Colorado faith leaders are requesting immediate reforms aimed at stopping police violence in Denver–and they will try to put the votes of their members behind their demands.

In a letter sent to the Denver City Council yesterday, seven progressive-oriented spiritual and religious organizations responded to the death of George Floyd and the subsequent anti-racism and anti-police brutality protests.

They offered their support for the protesters and the African-American community and suggested policy reforms.

“We, the faith and spiritual leaders of Colorado representing the wide diversity of traditions, races, cultures, and images of the Divine… declare our resolve to stand together in solidarity for all marginalized people across this country,” stated the letter.

They will encourage members to vote for politicians supporting the police reforms they specify in the letter.

“We are prepared to encourage our members to use their votes to elect only those officials who support these policies and laws,” the letter states.

Signatories to the letter were: Interfaith Alliance of Colorado, Greater Metro Denver Ministerial Alliance, Together Colorado Action, Colorado Council of Churches, Multi-Faith Leadership Forum, Wisdom House, and Multicultural Mosaic Foundation.

The letter calls upon the council to join the leaders in drafting policies against police misconduct.

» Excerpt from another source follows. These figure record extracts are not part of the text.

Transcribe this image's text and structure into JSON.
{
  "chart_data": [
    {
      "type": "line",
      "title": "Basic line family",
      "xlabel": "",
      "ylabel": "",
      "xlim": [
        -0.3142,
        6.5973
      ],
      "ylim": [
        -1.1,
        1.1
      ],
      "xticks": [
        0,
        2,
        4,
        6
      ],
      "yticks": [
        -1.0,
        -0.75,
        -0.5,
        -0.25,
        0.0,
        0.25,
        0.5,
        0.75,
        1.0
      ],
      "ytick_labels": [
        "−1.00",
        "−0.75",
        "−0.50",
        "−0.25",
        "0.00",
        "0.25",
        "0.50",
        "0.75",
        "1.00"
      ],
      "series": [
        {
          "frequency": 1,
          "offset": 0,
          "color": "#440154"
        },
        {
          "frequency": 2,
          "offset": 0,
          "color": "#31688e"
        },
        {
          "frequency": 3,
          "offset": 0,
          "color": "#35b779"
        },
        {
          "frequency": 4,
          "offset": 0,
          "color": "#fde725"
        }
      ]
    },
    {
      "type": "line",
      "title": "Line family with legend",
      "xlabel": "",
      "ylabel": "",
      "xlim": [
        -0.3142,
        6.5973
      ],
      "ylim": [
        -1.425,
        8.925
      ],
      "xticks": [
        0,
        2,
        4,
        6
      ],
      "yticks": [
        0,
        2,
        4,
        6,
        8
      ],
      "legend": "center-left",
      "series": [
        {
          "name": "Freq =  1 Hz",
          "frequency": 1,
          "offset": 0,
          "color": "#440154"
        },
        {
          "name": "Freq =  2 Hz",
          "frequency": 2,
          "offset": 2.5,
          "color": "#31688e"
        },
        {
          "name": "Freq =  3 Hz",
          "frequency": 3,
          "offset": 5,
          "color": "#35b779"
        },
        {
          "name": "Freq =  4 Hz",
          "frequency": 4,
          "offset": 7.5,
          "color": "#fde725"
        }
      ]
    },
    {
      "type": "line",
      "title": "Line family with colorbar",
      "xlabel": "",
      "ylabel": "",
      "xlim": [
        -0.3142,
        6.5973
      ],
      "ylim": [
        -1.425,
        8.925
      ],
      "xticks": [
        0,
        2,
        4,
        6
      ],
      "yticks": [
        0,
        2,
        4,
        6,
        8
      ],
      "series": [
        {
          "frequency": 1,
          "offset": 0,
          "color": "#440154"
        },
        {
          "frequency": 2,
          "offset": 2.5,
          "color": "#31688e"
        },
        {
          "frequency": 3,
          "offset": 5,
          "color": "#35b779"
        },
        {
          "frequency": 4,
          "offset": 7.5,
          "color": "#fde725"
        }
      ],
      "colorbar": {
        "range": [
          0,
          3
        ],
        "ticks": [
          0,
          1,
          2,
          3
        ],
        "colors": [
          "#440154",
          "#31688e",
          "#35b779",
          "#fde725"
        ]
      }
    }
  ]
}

They aim to increase transparency through the use of body cameras when officers are on duty. The leaders want camera footage to be made public immediately.

They also advocate for increasing police accountability. They demand a better investigation process and the re-activation of the Use of Force Advisory Committee. 

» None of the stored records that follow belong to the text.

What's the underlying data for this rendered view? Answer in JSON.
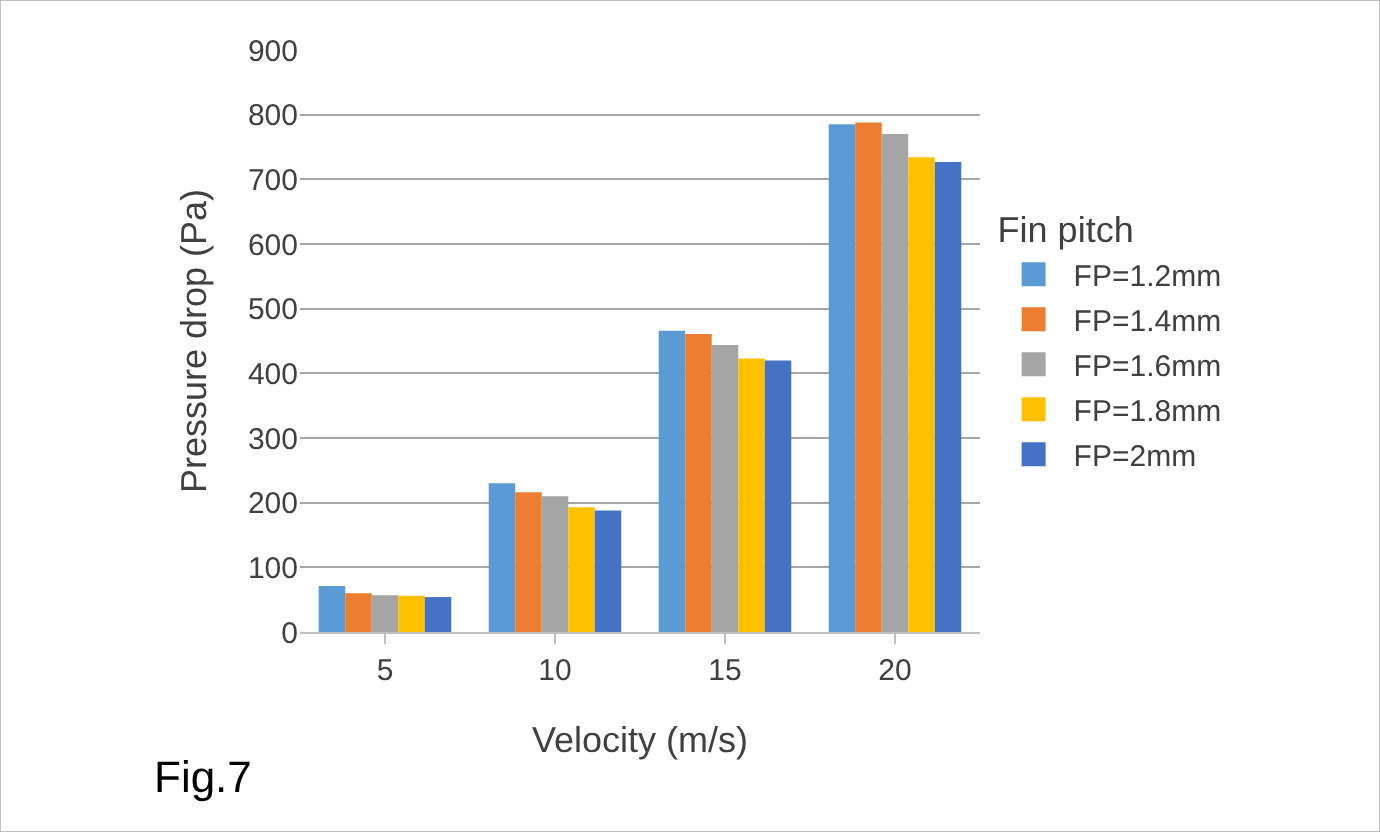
{
  "chart_data": {
    "type": "bar",
    "xlabel": "Velocity (m/s)",
    "ylabel": "Pressure drop (Pa)",
    "legend_title": "Fin pitch",
    "categories": [
      "5",
      "10",
      "15",
      "20"
    ],
    "series": [
      {
        "name": "FP=1.2mm",
        "color": "#5b9bd5",
        "values": [
          71,
          230,
          466,
          785
        ]
      },
      {
        "name": "FP=1.4mm",
        "color": "#ed7d31",
        "values": [
          60,
          216,
          461,
          788
        ]
      },
      {
        "name": "FP=1.6mm",
        "color": "#a5a5a5",
        "values": [
          57,
          210,
          444,
          770
        ]
      },
      {
        "name": "FP=1.8mm",
        "color": "#ffc000",
        "values": [
          56,
          193,
          423,
          734
        ]
      },
      {
        "name": "FP=2mm",
        "color": "#4472c4",
        "values": [
          54,
          188,
          420,
          727
        ]
      }
    ],
    "ylim": [
      0,
      900
    ],
    "yticks": [
      0,
      100,
      200,
      300,
      400,
      500,
      600,
      700,
      800,
      900
    ],
    "grid": "y",
    "legend": "right",
    "annotations": [
      "Fig.7"
    ]
  }
}
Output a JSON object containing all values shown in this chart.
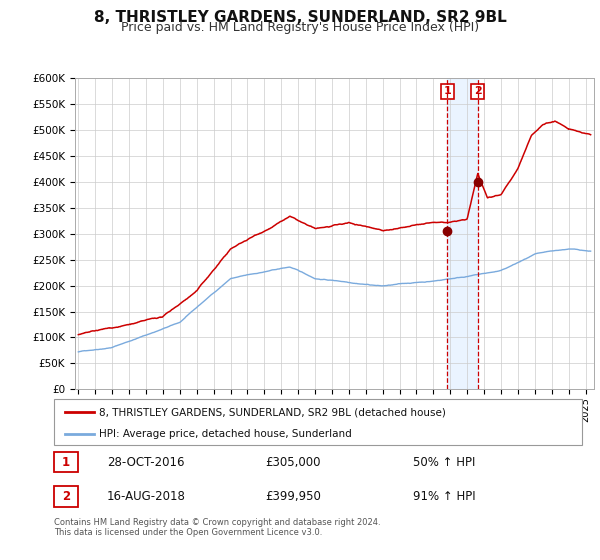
{
  "title": "8, THRISTLEY GARDENS, SUNDERLAND, SR2 9BL",
  "subtitle": "Price paid vs. HM Land Registry's House Price Index (HPI)",
  "ylim": [
    0,
    600000
  ],
  "yticks": [
    0,
    50000,
    100000,
    150000,
    200000,
    250000,
    300000,
    350000,
    400000,
    450000,
    500000,
    550000,
    600000
  ],
  "xlim_start": 1994.8,
  "xlim_end": 2025.5,
  "sale1_date": 2016.83,
  "sale1_price": 305000,
  "sale1_label": "28-OCT-2016",
  "sale1_pct": "50% ↑ HPI",
  "sale2_date": 2018.62,
  "sale2_price": 399950,
  "sale2_label": "16-AUG-2018",
  "sale2_pct": "91% ↑ HPI",
  "red_line_color": "#cc0000",
  "blue_line_color": "#7aaadd",
  "marker_color": "#880000",
  "vline_color": "#cc0000",
  "bg_shade_color": "#ddeeff",
  "grid_color": "#cccccc",
  "legend_label_red": "8, THRISTLEY GARDENS, SUNDERLAND, SR2 9BL (detached house)",
  "legend_label_blue": "HPI: Average price, detached house, Sunderland",
  "footer": "Contains HM Land Registry data © Crown copyright and database right 2024.\nThis data is licensed under the Open Government Licence v3.0.",
  "annotation_box_color": "#cc0000",
  "title_fontsize": 11,
  "subtitle_fontsize": 9
}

Finally, the leaders call for “systematic demilitarization of the police force” by limiting the use of military-grade weapons.

“The time is now for systemic change to our policing policies in this city, state, and country,” said Rev. Tamara Boynton of the Interfaith Alliance of Colorado.

Rev. Tamara Boynton

The religious organizations themselves vowed to combat violence and systematic racism. 

“We will hold ourselves accountable for modeling unity, civility, grace, compassion, and righteous indignation towards the mistreatment of any of God’s children,” the letter states.

They will organize or participate in prayers and peaceful demonstrations against police brutality. 

Additionally, the leaders vowed to hold each other accountable for action. 

According to the letter, they are “prepared to challenge our fellow faith leaders who are unwilling to engage authentically in this struggle.”